Let me back up a bit. Last weekend, a really wet and windy weekend, I was out having fun in a little run-around I like to take out on days like that, when I hit a pothole so deep, so well concealed, and so violently that I bit my tongue and involuntarily lifted my feet off the pedals quickly enough that I hit the steering wheel with my legs, and now they’re bruised.
As soon as I could, I pulled over to assess the damage. A big bulge and a split in the sidewall of the front right tyre, and a big ding in the alloy rim, told me the worst. I limped home and put the car in the garage.
‘I swallowed hard and did the sums. This pothole was going to cost me $2500.’
My tyre man let me down on this occasion. He usually gets me what I need pretty quickly and does a good price; this time I didn’t hear back from him, so I was left to my own devices. A couple of hours on the phone tracked down what looked like a good deal, and I booked the car in. We also discussed the damage to the rim; apparently if an alloy rim cracks or warps, it’s done for. A replacement was going to set me back $950. I swallowed hard and did the sums. This pothole was going to cost me $2500. OK, so it was my choice to replace all four tyres, but I was going to have to replace two anyway (another tip: never, ever replace just one tyre; always replace the corresponding tyre on the opposite side to the one that needs replacing).

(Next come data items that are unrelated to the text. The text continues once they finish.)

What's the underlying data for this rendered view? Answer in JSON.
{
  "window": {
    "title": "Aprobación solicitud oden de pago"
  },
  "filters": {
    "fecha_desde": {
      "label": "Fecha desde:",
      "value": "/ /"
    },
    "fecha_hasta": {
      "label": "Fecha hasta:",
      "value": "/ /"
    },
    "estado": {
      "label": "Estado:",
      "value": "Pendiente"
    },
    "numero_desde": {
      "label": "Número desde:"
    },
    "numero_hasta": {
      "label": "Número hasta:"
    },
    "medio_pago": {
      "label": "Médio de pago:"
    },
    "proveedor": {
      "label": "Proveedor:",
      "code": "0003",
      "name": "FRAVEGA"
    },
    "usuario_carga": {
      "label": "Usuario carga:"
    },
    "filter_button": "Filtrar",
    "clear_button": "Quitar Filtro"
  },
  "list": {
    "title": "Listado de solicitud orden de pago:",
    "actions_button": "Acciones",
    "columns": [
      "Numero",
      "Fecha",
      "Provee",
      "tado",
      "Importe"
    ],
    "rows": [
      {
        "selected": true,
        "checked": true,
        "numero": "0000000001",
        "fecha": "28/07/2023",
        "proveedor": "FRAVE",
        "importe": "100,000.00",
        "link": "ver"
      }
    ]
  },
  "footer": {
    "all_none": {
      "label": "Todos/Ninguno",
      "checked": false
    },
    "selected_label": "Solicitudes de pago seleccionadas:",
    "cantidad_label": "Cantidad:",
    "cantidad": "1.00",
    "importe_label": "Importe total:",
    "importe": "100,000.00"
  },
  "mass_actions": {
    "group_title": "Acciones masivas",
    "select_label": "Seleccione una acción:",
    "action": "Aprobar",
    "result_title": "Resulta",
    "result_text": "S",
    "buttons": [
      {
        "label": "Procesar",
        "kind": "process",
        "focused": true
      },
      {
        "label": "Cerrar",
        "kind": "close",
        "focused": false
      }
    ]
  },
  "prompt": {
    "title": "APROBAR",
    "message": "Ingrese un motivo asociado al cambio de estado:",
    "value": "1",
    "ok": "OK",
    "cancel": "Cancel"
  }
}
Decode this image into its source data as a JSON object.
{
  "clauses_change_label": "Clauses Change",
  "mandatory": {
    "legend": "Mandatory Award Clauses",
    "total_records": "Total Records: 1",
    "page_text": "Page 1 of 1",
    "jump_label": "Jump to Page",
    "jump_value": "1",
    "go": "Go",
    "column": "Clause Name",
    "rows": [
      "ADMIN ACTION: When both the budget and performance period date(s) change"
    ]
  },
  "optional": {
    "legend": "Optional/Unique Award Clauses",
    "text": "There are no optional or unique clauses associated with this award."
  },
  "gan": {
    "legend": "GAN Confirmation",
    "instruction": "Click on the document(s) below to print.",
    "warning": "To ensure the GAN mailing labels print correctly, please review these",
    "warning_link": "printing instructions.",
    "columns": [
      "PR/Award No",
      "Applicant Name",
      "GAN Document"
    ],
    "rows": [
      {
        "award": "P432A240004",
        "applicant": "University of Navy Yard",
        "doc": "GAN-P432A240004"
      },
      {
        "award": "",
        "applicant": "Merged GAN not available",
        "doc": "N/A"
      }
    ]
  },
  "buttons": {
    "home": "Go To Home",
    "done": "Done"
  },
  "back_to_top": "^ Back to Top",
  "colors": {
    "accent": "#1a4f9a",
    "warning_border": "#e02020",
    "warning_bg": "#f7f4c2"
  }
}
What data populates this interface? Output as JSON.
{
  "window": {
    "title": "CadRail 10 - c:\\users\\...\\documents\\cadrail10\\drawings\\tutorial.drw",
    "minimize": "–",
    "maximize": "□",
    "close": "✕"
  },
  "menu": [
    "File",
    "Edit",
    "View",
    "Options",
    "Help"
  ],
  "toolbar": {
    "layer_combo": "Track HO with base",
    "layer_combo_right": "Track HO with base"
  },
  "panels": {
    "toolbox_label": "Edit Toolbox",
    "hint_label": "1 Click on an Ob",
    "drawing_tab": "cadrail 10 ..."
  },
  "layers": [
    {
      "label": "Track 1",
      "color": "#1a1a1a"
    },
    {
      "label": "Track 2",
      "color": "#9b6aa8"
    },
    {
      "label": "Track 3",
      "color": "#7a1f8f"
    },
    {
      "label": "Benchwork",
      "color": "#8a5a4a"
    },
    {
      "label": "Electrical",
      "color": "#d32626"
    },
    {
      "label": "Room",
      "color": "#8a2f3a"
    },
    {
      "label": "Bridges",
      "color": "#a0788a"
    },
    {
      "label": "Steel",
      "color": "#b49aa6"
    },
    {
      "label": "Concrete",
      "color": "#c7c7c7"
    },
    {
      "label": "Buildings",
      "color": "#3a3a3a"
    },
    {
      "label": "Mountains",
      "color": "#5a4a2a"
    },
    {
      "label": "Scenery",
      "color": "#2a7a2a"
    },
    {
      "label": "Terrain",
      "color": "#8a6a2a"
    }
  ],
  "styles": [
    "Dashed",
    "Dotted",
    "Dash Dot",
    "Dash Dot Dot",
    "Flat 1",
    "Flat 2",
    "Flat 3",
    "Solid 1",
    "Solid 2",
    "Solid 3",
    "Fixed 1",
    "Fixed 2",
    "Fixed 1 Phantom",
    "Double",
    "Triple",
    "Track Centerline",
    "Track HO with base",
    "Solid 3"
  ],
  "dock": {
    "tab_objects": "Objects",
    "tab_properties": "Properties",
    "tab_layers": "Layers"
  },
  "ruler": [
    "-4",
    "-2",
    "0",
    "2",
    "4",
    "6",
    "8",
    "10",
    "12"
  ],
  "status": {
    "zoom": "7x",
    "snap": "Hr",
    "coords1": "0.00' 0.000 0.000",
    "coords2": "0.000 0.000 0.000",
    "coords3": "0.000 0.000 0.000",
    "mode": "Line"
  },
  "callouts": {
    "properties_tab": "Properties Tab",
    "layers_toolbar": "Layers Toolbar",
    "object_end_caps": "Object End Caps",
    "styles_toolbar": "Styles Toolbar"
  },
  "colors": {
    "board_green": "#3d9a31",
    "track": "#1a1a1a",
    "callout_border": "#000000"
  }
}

I rolled into the forecourt on the morning of the appointment, left the car in their hands and went in search of a coffee shop. Ninety minutes later I got a call. All done: four new tyres.
I asked about the rim. Well, that big ding you could see? We rubbed it with a cloth, and it went away. It was a mark left when the tyre smashed up against the rim when it distorted on the lip of the pothole. No new rim needed.

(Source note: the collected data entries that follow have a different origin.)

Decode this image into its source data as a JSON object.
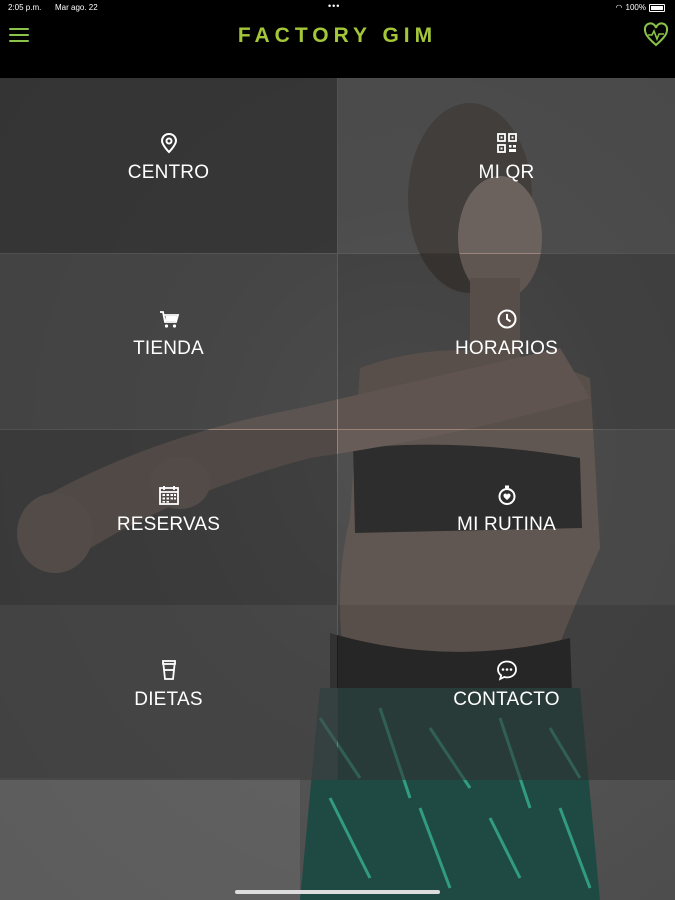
{
  "status_bar": {
    "time": "2:05 p.m.",
    "date": "Mar ago. 22",
    "dots": "•••",
    "battery_text": "100%"
  },
  "app": {
    "title": "FACTORY GIM",
    "accent_color": "#a4c639",
    "menu_icon": "hamburger-menu-icon",
    "heart_icon": "heart-pulse-icon"
  },
  "menu": {
    "items": [
      {
        "label": "CENTRO",
        "icon": "map-pin-icon"
      },
      {
        "label": "MI QR",
        "icon": "qr-code-icon"
      },
      {
        "label": "TIENDA",
        "icon": "shopping-cart-icon"
      },
      {
        "label": "HORARIOS",
        "icon": "clock-icon"
      },
      {
        "label": "RESERVAS",
        "icon": "calendar-icon"
      },
      {
        "label": "MI RUTINA",
        "icon": "stopwatch-heart-icon"
      },
      {
        "label": "DIETAS",
        "icon": "drink-cup-icon"
      },
      {
        "label": "CONTACTO",
        "icon": "chat-bubble-icon"
      }
    ]
  }
}
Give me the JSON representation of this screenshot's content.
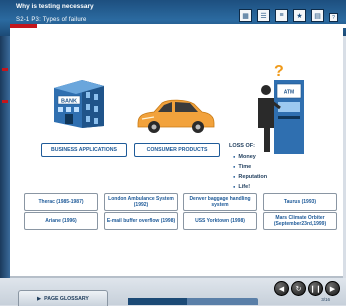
{
  "window": {
    "title": "Why is testing necessary",
    "subtitle": "S2-1 P3: Types of failure"
  },
  "toolbar": {
    "icons": [
      "grid-icon",
      "menu-icon",
      "list-icon",
      "star-icon",
      "book-icon",
      "help-icon"
    ]
  },
  "diagram": {
    "business_label": "BUSINESS APPLICATIONS",
    "consumer_label": "CONSUMER PRODUCTS",
    "bank_sign": "BANK",
    "atm_sign": "ATM",
    "loss_title": "LOSS OF:",
    "loss_items": [
      "Money",
      "Time",
      "Reputation",
      "Life!"
    ]
  },
  "cases": [
    "Therac (1985-1987)",
    "London Ambulance System (1992)",
    "Denver baggage handling system",
    "Taurus (1993)",
    "Ariane (1996)",
    "E-mail buffer overflow (1998)",
    "USS Yorktown (1998)",
    "Mars Climate Orbiter (September23rd,1999)"
  ],
  "footer": {
    "glossary_label": "PAGE GLOSSARY",
    "progress_percent": 45,
    "page_info": "3/16"
  },
  "colors": {
    "header_blue": "#1d4f7f",
    "accent_red": "#c4161c",
    "label_blue": "#1f5b99",
    "car_orange": "#f2a23c"
  }
}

I loved this for two reasons. One, it was $950 I didn’t need to spend. Two, they could have told me anything. They told me the truth.
A couple of days later I got a call from my tyre man – something about being away at his beach house on the coast. I didn’t know there was so much money in tyres. But he confirmed the price I’d got was “pretty good”, which I now think might mean “less than I would have charged you”.
So now I have new tyres and a new tyre man. Funny how things work out.
Oh, and by the way, I contacted the relevant council about the damage done by the pothole and was surprised to hear back from them within 36 hours. That’s because they were calling to say it was not their responsibility. I was on a state government-maintained road at the time.
I’m into a discussion with the state roads authority now but I’m told by friends that the chance of getting any joy out of a state government is approximately zero (also, tyre damage like this is not covered by insurance).
The process so far has mostly involved a number of phone calls, quite a lot of on-hold music and recorded messages, calls being cut off and, when I do get to a person, being told I need to talk to someone else (who will call be back but hasn’t).
It’s like being lowered into a dark hole on the end of a rope and being left dangling. I’ll let you know in anything comes of this, but to be honest I doubt I’ll pursue it too hard. I’m over potholes and I’ve never been very keen on spelunking.